Of course, it is not possible to fully eliminate the risk of cyber threat in broad SCN, but it is possible to decrease it significantly. The main idea of this risk management process lies in carefull risk assessment of the IT systems used within the company, of data channels and of the counterparties (for example, based on ISO 27001 standard). For example, here what suggests one of the articles I have studied while writing this post:
  • " Uniquely identify supply chain elements, processes and actors. Without knowing who and what are in the supply chain, it is impossible to determine what happened, mitigate the incident, and prevent it from happening again.
  • Limit access and exposure within the supply chain. It is critical to limit access to only what is necessary to perform a job and to monitor that access.
  • Create and maintain the provenance of elements, processes, tools and data. Acquirers, integrators, and suppliers should maintain records of the origin of and changes to elements under their control to understand where they have been and who has access to them.
  • Share information within strict limits. Ensure that information gets to those who need it in to perform their jobs, but that it is controlled according to policy.
  • Perform supply chain risk management awareness and training. A strong risk mitigation strategy cannot be put in place without training personnel on policy, procedures, and applicable management, operational, and technical controls and practices.
  • Use defensive design for systems, elements and processes. Defensive design techniques address contingencies in the technical, behavioral and organizational activities that could result in adverse events.
  • Perform continuous integrator review to ensure that defensive measures have been deployed." [4]
Above are only some of the possible actions. The main idea is to be very careful with new technologies and counterparties and always pay attention to the security issues.

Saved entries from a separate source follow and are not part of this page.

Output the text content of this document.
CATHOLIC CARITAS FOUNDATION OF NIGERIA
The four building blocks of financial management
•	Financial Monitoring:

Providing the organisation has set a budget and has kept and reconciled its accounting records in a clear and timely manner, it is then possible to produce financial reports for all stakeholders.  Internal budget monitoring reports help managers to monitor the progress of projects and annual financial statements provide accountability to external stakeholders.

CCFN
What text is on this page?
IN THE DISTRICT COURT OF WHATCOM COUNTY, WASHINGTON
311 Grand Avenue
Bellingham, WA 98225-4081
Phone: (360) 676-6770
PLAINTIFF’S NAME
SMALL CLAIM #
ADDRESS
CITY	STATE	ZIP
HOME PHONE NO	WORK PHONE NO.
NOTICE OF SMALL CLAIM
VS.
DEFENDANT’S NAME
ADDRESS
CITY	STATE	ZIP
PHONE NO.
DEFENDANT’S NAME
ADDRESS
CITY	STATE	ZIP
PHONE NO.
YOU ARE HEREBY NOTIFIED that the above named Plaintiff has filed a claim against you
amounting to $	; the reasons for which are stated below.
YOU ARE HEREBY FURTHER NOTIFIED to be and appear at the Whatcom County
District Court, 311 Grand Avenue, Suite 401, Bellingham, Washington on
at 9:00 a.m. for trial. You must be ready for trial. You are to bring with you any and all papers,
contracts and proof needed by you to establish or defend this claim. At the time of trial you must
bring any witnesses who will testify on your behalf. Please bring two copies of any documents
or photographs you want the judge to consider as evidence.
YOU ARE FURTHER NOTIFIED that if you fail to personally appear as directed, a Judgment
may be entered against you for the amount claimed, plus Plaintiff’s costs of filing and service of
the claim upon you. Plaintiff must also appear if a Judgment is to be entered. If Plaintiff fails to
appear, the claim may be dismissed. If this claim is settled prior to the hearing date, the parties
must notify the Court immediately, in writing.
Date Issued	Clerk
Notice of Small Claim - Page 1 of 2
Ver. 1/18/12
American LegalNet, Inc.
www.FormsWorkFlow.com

The question I want to leave open in this blog post is whether cloud computing, which is associated with the future of SCM IT, will make the cyber security concerns tougher for the companies or, on the contrary, easier? On the one hand, cloud computing will allow company to store its data in specialized cloud data storage designed to prevent any data loss and to make the access of suppliers to data most secure. On the other hand, the clouds are established by third parties which makes the situation tough in terms of giving all the companies data to another counterparty (with no reliable information on how this counterparty operates).[2] Hope, to have a discussion on this issue during the class.


1. Baldwin H. (2013, April 30). "Supply chain 2013: Stop playing whack-a-mole with security threats". ComputerWorld.

2. Bowman R. (2013, August 05). "Are Cloud Applications a Cybersecurity Threat?". SupplyChainBrain.

3. Bowman R. (2013, May 20). "Why Cybersecurity Is a Supply-Chain Problem". SupplyChainBrain.

4. Jackson W. (2012, May 16). "10 recommendations for securing the IT supply chain". GCN.